SPENCER: Fantastic, thanks so much for coming on today.
KHOMOTSO:: Great, it was a pleasure. Thank you so much for having me.
JOSH: A listener asks: “What's something that you disagree with most smart, educated people about, and why do you disagree?
SPENCER: There's two things I want to point to here. And I think when I say them, people are like, “No, a lot of people will agree with you on that.” But I think I like the way that I disagree is I just think it's more true than most people do. And so, the first is this interesting parody where I think that science is really one of the most powerful things that humanity has ever invented. I think a lot of people would agree with me on that. But I also think that our execution of science is not anywhere close to like the power of science itself. So in other words, a lot of science is not actually very scientific or something like that. And I think that a bunch of people would say they agree with me. I think this is more true than they do, if that makes sense. And why do I think that they would disagree with me on this? Basically, I just think I've spent a lot more time than most people digging into the sausage of [laughs] like science getting made, especially in psychology, but also to some extent, and other sciences. And I just think it's pretty bad. Yes, there are some amazing scientists doing amazing work. And yes, there's still amazing discoveries being made. But I just think, there's a lot of bad stuff that's just not working properly, that's not really living up to the idea of science at all. So that's the first thing I'd point to. The second thing, I think, I'm gonna get critiqued in exactly the same way people say, “Oh, no, no, others agree with you.” And I'll just say, Well, I think it's more true than most of them do, which is that I think there's just a vast amount of fakeness in things. And by fakeness here, I don't mean like superficiality.
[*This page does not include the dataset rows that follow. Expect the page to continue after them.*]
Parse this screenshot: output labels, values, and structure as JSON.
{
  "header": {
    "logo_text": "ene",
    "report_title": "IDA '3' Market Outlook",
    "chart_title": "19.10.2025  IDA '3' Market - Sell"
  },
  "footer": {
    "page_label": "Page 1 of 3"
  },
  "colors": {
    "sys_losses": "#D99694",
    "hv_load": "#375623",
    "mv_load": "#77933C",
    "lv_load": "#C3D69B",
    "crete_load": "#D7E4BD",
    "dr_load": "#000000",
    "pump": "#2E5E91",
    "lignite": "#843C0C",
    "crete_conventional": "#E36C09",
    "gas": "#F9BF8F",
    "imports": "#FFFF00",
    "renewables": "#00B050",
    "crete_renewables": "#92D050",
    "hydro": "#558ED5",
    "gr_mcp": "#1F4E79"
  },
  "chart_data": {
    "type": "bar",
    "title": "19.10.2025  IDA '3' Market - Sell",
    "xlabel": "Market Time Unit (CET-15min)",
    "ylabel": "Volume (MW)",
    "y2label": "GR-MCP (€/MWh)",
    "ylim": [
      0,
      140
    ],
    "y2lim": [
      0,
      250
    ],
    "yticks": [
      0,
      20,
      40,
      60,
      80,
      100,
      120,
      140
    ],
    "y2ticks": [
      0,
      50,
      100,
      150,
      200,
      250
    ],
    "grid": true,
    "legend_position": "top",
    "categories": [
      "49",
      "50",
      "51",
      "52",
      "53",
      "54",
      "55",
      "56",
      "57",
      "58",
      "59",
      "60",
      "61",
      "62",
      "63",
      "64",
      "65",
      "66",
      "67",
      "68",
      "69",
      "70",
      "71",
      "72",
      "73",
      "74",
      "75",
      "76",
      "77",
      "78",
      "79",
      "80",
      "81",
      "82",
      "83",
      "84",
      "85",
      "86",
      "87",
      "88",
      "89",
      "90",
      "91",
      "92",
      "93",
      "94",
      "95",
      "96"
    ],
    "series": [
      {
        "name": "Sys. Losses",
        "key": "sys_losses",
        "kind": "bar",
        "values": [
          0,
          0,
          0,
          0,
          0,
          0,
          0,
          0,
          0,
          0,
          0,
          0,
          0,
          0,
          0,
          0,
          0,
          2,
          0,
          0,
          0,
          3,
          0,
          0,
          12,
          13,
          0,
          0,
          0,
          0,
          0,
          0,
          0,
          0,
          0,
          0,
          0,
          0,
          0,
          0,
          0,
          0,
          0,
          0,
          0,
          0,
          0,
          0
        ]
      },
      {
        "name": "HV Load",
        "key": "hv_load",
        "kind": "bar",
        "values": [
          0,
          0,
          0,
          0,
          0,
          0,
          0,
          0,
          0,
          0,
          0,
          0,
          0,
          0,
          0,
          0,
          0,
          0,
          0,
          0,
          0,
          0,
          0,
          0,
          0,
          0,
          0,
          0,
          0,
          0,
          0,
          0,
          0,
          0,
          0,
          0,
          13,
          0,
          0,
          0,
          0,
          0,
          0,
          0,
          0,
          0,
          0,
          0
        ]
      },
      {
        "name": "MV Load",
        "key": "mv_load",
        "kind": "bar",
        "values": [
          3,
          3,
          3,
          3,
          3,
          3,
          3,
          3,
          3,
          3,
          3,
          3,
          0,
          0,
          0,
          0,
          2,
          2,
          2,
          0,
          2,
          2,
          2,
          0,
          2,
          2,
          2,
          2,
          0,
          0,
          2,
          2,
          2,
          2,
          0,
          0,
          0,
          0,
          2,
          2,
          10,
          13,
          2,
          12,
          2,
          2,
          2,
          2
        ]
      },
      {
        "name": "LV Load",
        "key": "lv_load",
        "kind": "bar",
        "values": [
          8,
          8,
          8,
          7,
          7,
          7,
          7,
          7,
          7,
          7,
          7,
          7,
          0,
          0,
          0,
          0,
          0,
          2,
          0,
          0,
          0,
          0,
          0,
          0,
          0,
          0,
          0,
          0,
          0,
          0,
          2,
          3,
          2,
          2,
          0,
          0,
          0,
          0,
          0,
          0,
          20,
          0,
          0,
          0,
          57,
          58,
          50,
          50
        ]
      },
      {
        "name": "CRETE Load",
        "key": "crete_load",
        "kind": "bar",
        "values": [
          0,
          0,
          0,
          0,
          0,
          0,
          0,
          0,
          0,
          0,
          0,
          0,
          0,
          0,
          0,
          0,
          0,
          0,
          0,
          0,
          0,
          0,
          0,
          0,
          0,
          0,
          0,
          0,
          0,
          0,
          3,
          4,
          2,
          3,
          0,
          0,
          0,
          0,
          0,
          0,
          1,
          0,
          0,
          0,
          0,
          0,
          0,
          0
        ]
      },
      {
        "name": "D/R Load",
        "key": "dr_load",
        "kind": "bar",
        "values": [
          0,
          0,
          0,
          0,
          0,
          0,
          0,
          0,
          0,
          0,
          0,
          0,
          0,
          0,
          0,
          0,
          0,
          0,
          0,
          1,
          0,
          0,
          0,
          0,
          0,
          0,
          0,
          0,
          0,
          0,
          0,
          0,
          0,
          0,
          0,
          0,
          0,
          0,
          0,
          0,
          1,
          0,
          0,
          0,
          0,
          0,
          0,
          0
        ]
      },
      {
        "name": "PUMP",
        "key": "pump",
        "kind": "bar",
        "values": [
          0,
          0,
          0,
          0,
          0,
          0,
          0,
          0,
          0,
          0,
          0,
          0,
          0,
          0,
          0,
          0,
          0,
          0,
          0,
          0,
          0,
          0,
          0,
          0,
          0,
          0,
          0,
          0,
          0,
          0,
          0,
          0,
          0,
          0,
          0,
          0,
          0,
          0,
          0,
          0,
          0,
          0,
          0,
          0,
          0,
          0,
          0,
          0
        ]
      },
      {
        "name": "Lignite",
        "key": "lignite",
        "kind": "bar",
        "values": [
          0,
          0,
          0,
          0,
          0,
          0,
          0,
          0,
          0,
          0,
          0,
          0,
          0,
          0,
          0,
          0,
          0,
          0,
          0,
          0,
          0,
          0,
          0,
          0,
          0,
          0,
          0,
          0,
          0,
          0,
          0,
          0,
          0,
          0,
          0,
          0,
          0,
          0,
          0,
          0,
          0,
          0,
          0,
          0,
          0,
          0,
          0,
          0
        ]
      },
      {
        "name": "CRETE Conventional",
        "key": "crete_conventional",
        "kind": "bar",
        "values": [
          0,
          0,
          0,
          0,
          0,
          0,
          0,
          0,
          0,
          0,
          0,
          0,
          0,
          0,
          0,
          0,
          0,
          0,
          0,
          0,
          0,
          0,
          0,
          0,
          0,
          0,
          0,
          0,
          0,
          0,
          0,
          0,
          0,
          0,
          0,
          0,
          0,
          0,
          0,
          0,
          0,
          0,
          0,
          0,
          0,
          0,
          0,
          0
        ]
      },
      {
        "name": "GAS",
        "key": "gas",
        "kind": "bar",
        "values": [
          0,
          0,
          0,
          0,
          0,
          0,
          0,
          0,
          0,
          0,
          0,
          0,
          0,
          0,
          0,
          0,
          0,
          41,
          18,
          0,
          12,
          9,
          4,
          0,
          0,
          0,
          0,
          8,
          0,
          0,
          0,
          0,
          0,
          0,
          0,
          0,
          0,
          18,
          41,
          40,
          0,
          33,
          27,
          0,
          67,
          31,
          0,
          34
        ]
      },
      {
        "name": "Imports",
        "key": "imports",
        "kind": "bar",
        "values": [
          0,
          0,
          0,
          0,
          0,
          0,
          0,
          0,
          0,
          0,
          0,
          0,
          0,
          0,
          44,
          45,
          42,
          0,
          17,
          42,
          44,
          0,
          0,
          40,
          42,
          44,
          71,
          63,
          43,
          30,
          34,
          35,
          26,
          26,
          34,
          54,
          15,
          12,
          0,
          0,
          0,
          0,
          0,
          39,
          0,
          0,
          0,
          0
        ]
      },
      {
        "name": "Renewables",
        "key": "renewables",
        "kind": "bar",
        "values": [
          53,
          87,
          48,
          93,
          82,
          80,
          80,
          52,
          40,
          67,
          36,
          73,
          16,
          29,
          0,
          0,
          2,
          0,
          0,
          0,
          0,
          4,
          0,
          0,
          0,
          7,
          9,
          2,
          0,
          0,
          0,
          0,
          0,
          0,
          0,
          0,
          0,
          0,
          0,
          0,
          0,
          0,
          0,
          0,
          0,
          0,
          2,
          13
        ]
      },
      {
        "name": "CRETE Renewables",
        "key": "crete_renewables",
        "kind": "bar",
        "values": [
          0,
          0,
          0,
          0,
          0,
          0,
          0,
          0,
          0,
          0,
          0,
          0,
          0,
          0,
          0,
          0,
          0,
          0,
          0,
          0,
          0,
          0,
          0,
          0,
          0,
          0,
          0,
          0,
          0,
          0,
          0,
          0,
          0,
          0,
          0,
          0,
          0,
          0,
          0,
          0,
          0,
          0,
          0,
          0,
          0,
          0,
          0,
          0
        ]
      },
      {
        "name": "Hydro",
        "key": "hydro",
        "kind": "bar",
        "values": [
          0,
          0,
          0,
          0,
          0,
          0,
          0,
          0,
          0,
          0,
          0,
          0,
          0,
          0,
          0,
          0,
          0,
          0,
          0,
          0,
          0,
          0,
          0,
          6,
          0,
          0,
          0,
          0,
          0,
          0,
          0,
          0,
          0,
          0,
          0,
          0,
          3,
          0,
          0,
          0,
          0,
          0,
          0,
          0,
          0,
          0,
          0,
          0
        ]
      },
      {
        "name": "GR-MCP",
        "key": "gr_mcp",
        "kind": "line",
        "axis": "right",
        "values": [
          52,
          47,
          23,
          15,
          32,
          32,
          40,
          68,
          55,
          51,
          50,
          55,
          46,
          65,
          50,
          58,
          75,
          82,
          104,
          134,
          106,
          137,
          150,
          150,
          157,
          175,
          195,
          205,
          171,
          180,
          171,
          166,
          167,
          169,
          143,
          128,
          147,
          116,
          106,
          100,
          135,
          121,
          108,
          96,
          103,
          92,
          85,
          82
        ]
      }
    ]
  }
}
I mean, that the activities that large human enterprises or industries or disciplines do is often not what it's claimed to be. And either it doesn't achieve the objectives that it claims it does, or it just does a different activity than it seems to be doing. And I think this is true in many areas. And I think this kind of fakeness is pretty pervasive. It's not absolutely everywhere and it differs by field, like some are more fake, some less fake. But, I tend to think that like a lot of stuff is more fake than most people think it is.